After Jeevan Prabhat (1937), Niranjan Pal had a tiff with Himanshu Rai and parted ways with the studio. Rai tried to get him back, but Pal went to Calcutta to join Aurora Films.
He unsuccessfully turned director with a few films like Chitthi (1941). The 1969 film Jyoti, starring Sanjeev Kumar, was penned by him and released after his death on 9 November 1959.
Asked how he would like his great-grandfather to be remembered, Joyojeet Pal responded, “I'm pretty sure he was an atheist so wouldn't care much about whether anyone remembered him, but even though he may not be a popular name in the public, he was very well regarded within the industry, and doors would always open for us in the film fraternity because of being related to him.

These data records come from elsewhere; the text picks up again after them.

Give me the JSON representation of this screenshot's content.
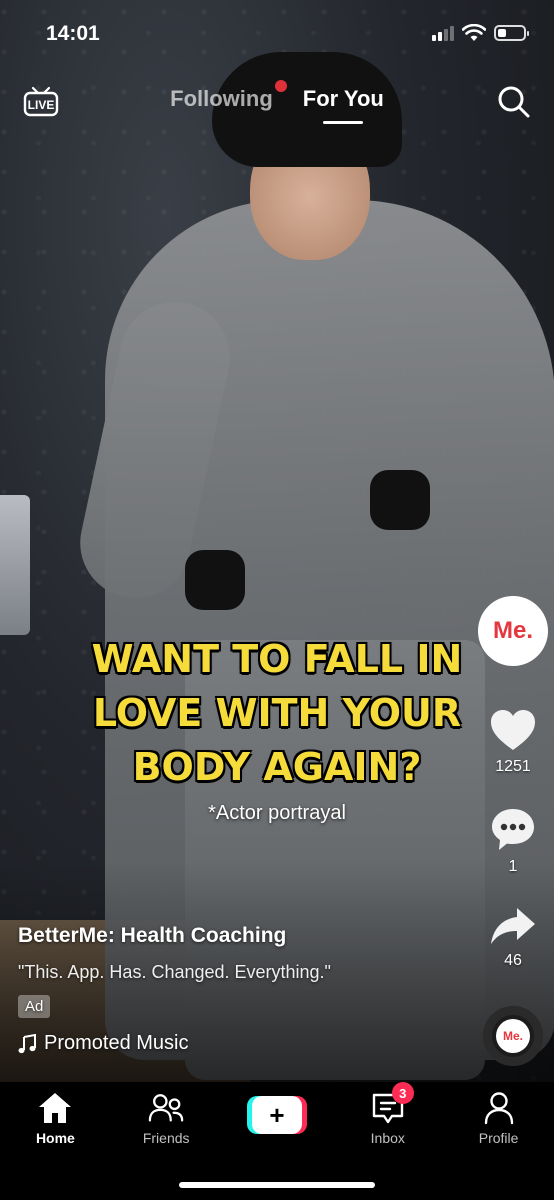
{
  "status_bar": {
    "time": "14:01",
    "battery_level": 0.35
  },
  "top_nav": {
    "live_label": "LIVE",
    "tabs": [
      {
        "label": "Following",
        "active": false
      },
      {
        "label": "For You",
        "active": true
      }
    ]
  },
  "video": {
    "caption_lines": [
      "WANT TO FALL IN",
      "LOVE WITH YOUR",
      "BODY AGAIN?"
    ],
    "disclaimer": "*Actor portrayal"
  },
  "side_actions": {
    "avatar_text": "Me.",
    "likes": "1251",
    "comments": "1",
    "shares": "46",
    "music_disc_text": "Me."
  },
  "post_info": {
    "account": "BetterMe: Health Coaching",
    "description": "\"This. App. Has. Changed. Everything.\"",
    "ad_label": "Ad",
    "music": "Promoted Music"
  },
  "tab_bar": {
    "home": "Home",
    "friends": "Friends",
    "create": "+",
    "inbox": "Inbox",
    "inbox_badge": "3",
    "profile": "Profile"
  },
  "colors": {
    "caption_yellow": "#f6dc3a",
    "brand_red": "#e4373f",
    "tiktok_cyan": "#25f4ee",
    "tiktok_pink": "#fe2c55"
  }
}
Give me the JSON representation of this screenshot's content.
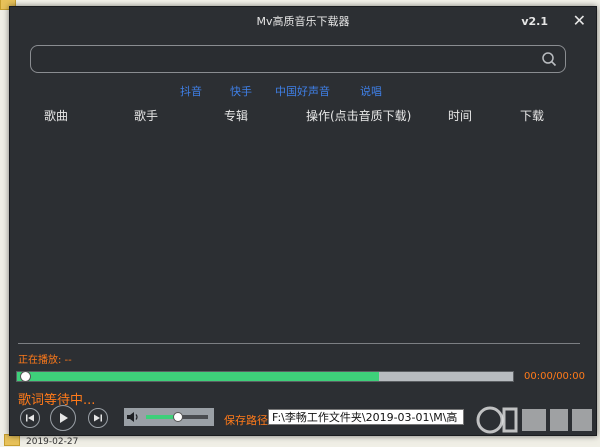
{
  "app": {
    "title": "Mv高质音乐下载器",
    "version": "v2.1",
    "close_glyph": "✕"
  },
  "search": {
    "value": "",
    "placeholder": "",
    "icon": "search-icon"
  },
  "tabs": [
    {
      "label": "抖音"
    },
    {
      "label": "快手"
    },
    {
      "label": "中国好声音"
    },
    {
      "label": "说唱"
    }
  ],
  "table": {
    "columns": [
      "歌曲",
      "歌手",
      "专辑",
      "操作(点击音质下载)",
      "时间",
      "下载"
    ],
    "rows": []
  },
  "player": {
    "now_playing": "正在播放: --",
    "progress_fraction": 0.73,
    "time": "00:00/00:00",
    "lyrics": "歌词等待中...",
    "volume_fraction": 0.5,
    "controls": [
      "prev-icon",
      "play-icon",
      "next-icon"
    ]
  },
  "save": {
    "label": "保存路径",
    "path": "F:\\李畅工作文件夹\\2019-03-01\\M\\高"
  },
  "desktop": {
    "bottom_text": "2019-02-27"
  },
  "colors": {
    "window_bg": "#2c2f33",
    "accent_orange": "#ff7a1a",
    "tab_blue": "#3f7fe6",
    "progress_green": "#3ed07a"
  }
}
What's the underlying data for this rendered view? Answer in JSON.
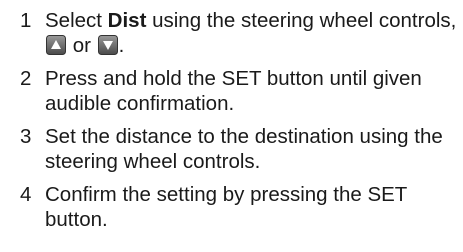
{
  "steps": [
    {
      "number": "1",
      "text_before": "Select ",
      "bold": "Dist",
      "text_mid": " using the steering wheel controls, ",
      "icon_up": "up-arrow-key-icon",
      "or_word": " or ",
      "icon_down": "down-arrow-key-icon",
      "text_end": "."
    },
    {
      "number": "2",
      "text": "Press and hold the SET button until given audible confirmation."
    },
    {
      "number": "3",
      "text": "Set the distance to the destination using the steering wheel controls."
    },
    {
      "number": "4",
      "text": "Confirm the setting by pressing the SET button."
    }
  ]
}
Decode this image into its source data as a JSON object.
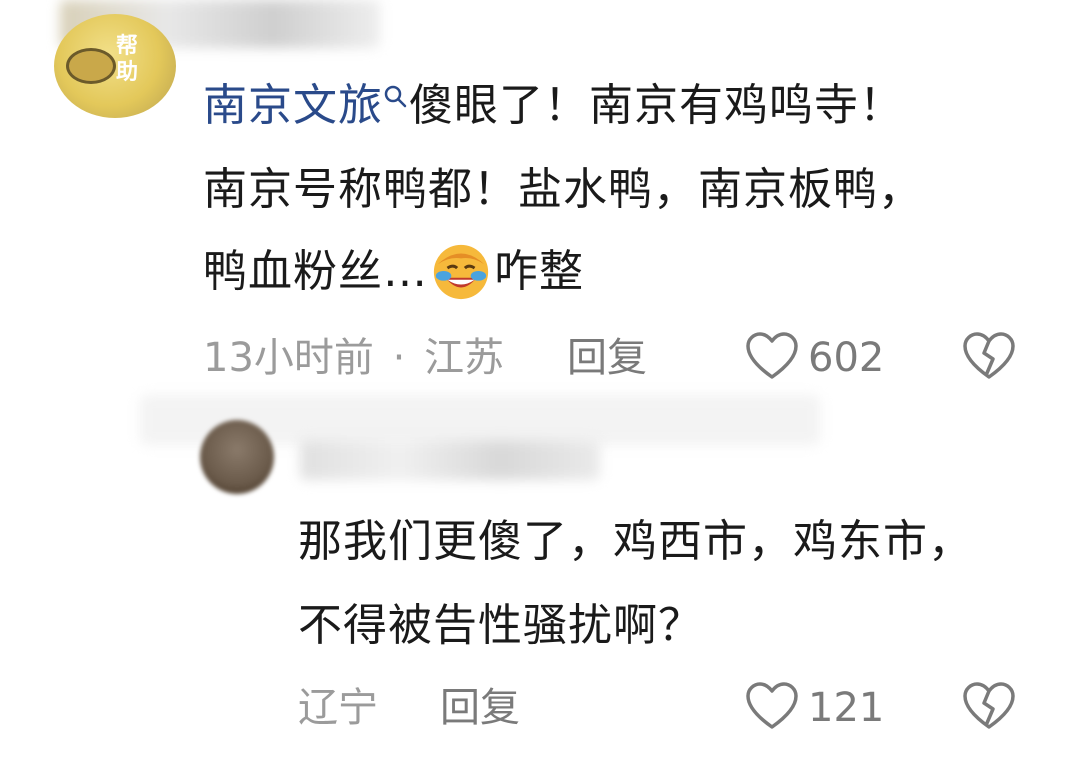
{
  "comment1": {
    "author": "南京文旅",
    "line1_text": "傻眼了！南京有鸡鸣寺！",
    "line2": "南京号称鸭都！盐水鸭，南京板鸭，",
    "line3_pre": "鸭血粉丝…",
    "line3_post": "咋整",
    "emoji": "laughing-crying-emoji",
    "time": "13小时前",
    "sep": "·",
    "location": "江苏",
    "reply_label": "回复",
    "likes": "602"
  },
  "comment2": {
    "line1": "那我们更傻了，鸡西市，鸡东市，",
    "line2": "不得被告性骚扰啊？",
    "location": "辽宁",
    "reply_label": "回复",
    "likes": "121"
  },
  "colors": {
    "author_link": "#2a4a8a",
    "meta_gray": "#9b9b9b",
    "reply_gray": "#7a7a7a"
  }
}
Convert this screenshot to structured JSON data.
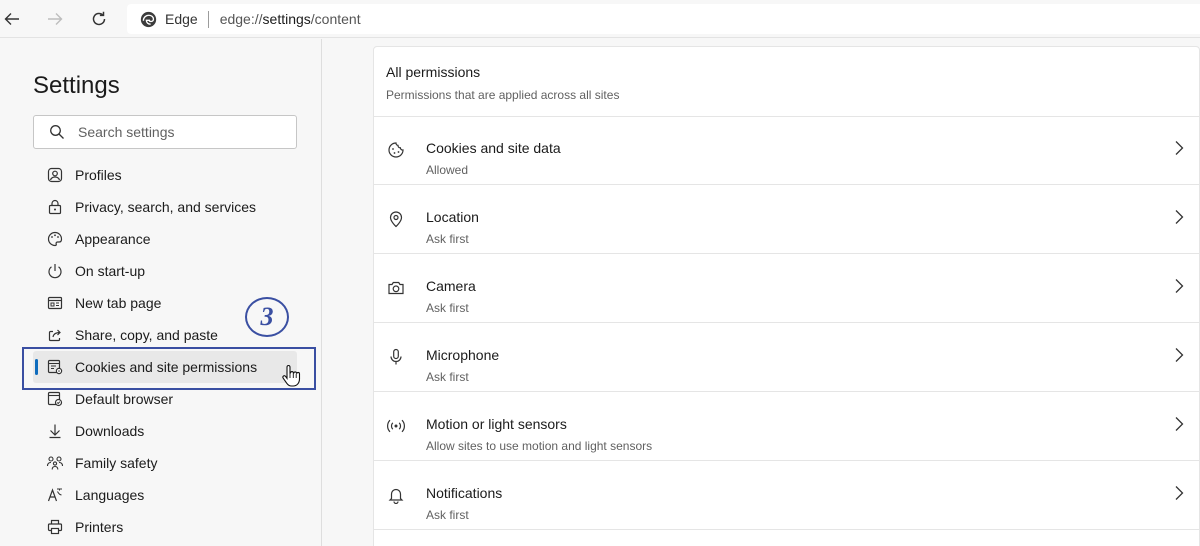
{
  "browser": {
    "site_name": "Edge",
    "url_prefix": "edge://",
    "url_host": "settings",
    "url_path": "/content"
  },
  "sidebar": {
    "title": "Settings",
    "search_placeholder": "Search settings",
    "items": [
      {
        "label": "Profiles",
        "icon": "profile-icon"
      },
      {
        "label": "Privacy, search, and services",
        "icon": "lock-icon"
      },
      {
        "label": "Appearance",
        "icon": "palette-icon"
      },
      {
        "label": "On start-up",
        "icon": "power-icon"
      },
      {
        "label": "New tab page",
        "icon": "newtab-icon"
      },
      {
        "label": "Share, copy, and paste",
        "icon": "share-icon"
      },
      {
        "label": "Cookies and site permissions",
        "icon": "cookie-settings-icon",
        "active": true
      },
      {
        "label": "Default browser",
        "icon": "browser-icon"
      },
      {
        "label": "Downloads",
        "icon": "download-icon"
      },
      {
        "label": "Family safety",
        "icon": "family-icon"
      },
      {
        "label": "Languages",
        "icon": "language-icon"
      },
      {
        "label": "Printers",
        "icon": "printer-icon"
      }
    ]
  },
  "annotation": {
    "step_number": "3"
  },
  "permissions": {
    "title": "All permissions",
    "subtitle": "Permissions that are applied across all sites",
    "items": [
      {
        "name": "Cookies and site data",
        "status": "Allowed",
        "icon": "cookie-icon"
      },
      {
        "name": "Location",
        "status": "Ask first",
        "icon": "location-icon"
      },
      {
        "name": "Camera",
        "status": "Ask first",
        "icon": "camera-icon"
      },
      {
        "name": "Microphone",
        "status": "Ask first",
        "icon": "microphone-icon"
      },
      {
        "name": "Motion or light sensors",
        "status": "Allow sites to use motion and light sensors",
        "icon": "sensor-icon"
      },
      {
        "name": "Notifications",
        "status": "Ask first",
        "icon": "bell-icon"
      }
    ]
  },
  "colors": {
    "accent": "#0f6cbd",
    "annotation": "#3a4fa2"
  }
}
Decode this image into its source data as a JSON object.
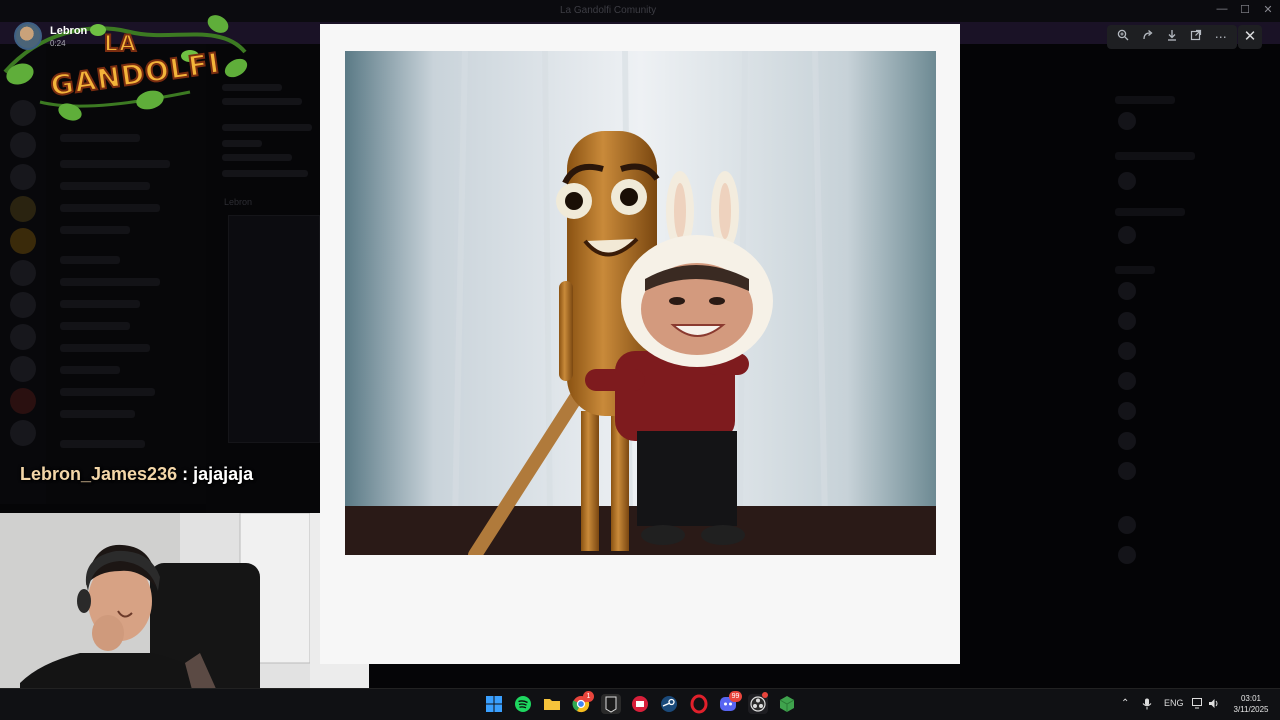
{
  "speaker": {
    "name": "Lebron",
    "duration": "0:24"
  },
  "logo": {
    "line1": "LA",
    "line2": "GANDOLFI"
  },
  "chat": {
    "user": "Lebron_James236",
    "separator": " : ",
    "message": "jajajaja"
  },
  "viewer": {
    "toolbar": {
      "zoom_icon": "zoom-in-icon",
      "forward_icon": "forward-icon",
      "download_icon": "download-icon",
      "open_icon": "open-external-icon",
      "more_icon": "more-icon"
    },
    "close_icon": "close-icon"
  },
  "background": {
    "window_title": "La Gandolfi Comunity",
    "partial_user": "Lebron"
  },
  "taskbar": {
    "apps": [
      "windows-start",
      "spotify",
      "file-explorer",
      "chrome",
      "epic-games",
      "app-red",
      "steam",
      "opera",
      "discord",
      "obs",
      "app-green"
    ],
    "badges": {
      "chrome": "1",
      "discord": "99"
    },
    "tray": {
      "language": "ENG"
    },
    "clock": {
      "time": "03:01",
      "date": "3/11/2025"
    }
  },
  "colors": {
    "accent": "#5865f2",
    "logo_fill": "#f4b43a",
    "logo_outline": "#7a2d10",
    "vine": "#5fae3a"
  }
}
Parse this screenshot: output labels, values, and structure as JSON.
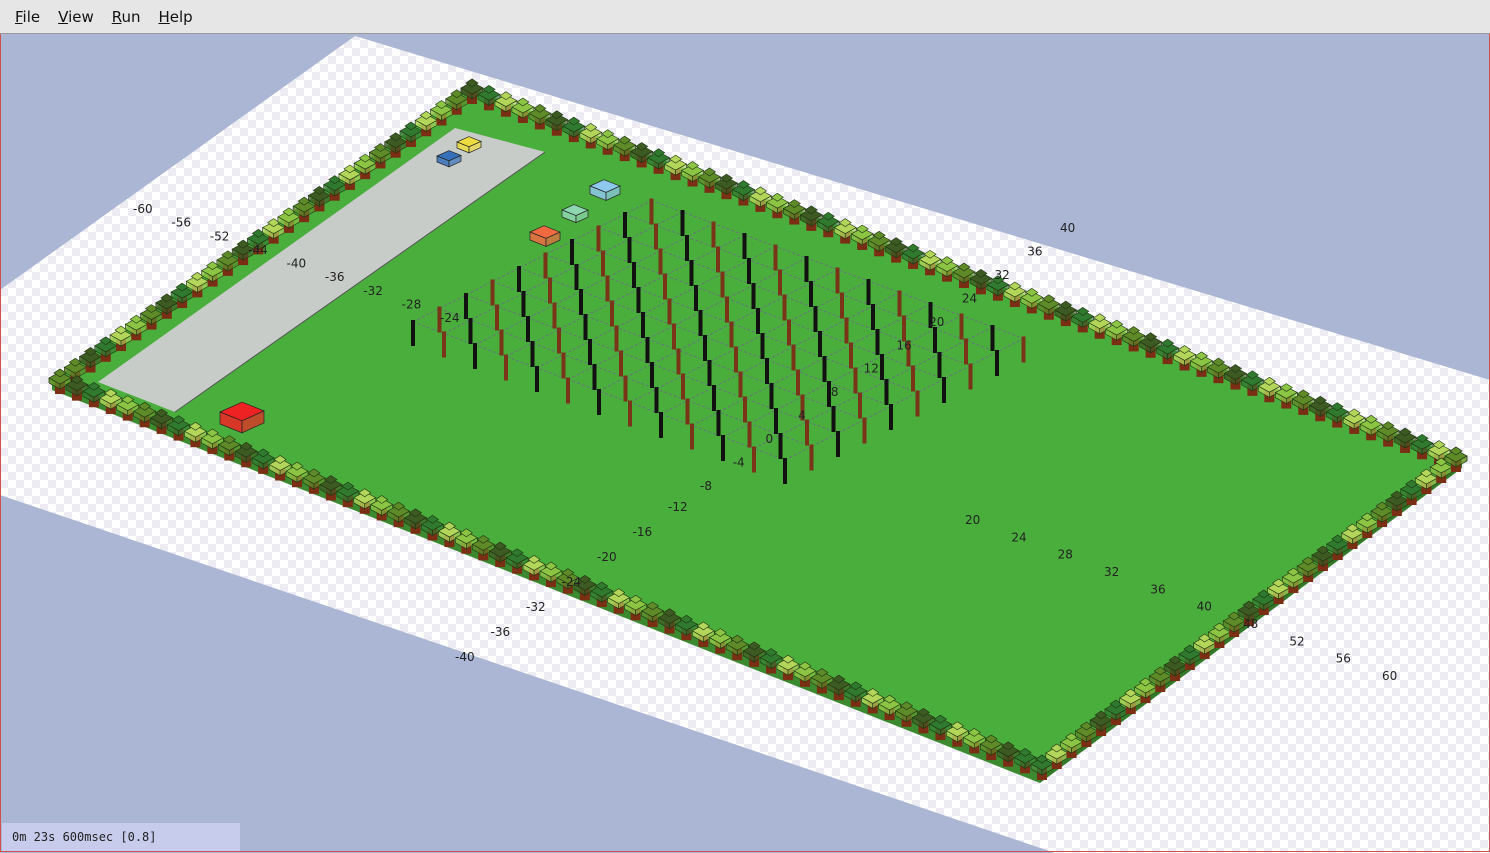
{
  "menu": {
    "file": "File",
    "view": "View",
    "run": "Run",
    "help": "Help"
  },
  "status": {
    "time": "0m 23s 600msec [0.8]"
  },
  "colors": {
    "background": "#aab6d3",
    "floor_checker": "#e9e9ef",
    "ground": "#4aae3c",
    "path": "#c8ccc8",
    "trunk": "#7a2e14",
    "foliage": [
      "#8cc444",
      "#5e8a28",
      "#3d5a22",
      "#2f7a2f",
      "#b3d65a"
    ],
    "robot_red": "#ee2222",
    "robot_orange": "#f06a40",
    "robot_lightblue": "#8ec8ec",
    "robot_mint": "#8ed6b0",
    "robot_blue": "#3670b8",
    "robot_yellow": "#ecdc40"
  },
  "axis_labels": {
    "upper_left": [
      "-60",
      "-56",
      "-52",
      "-44",
      "-40",
      "-36",
      "-32",
      "-28",
      "-24"
    ],
    "upper_right": [
      "40",
      "36",
      "32",
      "24",
      "20",
      "16",
      "12",
      "8",
      "4",
      "0",
      "-4",
      "-8"
    ],
    "lower_left": [
      "-12",
      "-16",
      "-20",
      "-24",
      "-32",
      "-36",
      "-40"
    ],
    "lower_right": [
      "20",
      "24",
      "28",
      "32",
      "36",
      "40",
      "48",
      "52",
      "56",
      "60"
    ]
  }
}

"There is practically nobody in the early post-Independence screenplay-writing world who had not worked with him. The San Francisco Silent Film Festival did an entire special event on him in the early 2000s, the BBC did a show on him, and the British Film Institute funded a project documenting his life and work, so I guess he has had some recognition, at least outside India.
"For what it's worth, even now if I find myself among a group of film historians of Indian cinema, someone will offer to buy me a drink, or throw it at my face, for being related to Niranjan Pal.”
As Joyojeet Pal rightly pointed out, when the film credits went up, Niranjan Pal’s name came first before the director or the producer. The artist in him was always trying something new and he had a tough life financially and did not just rest on his laurels. But most importantly, Joyojeet Pal said, “He lived a full life and did the things he wanted to.”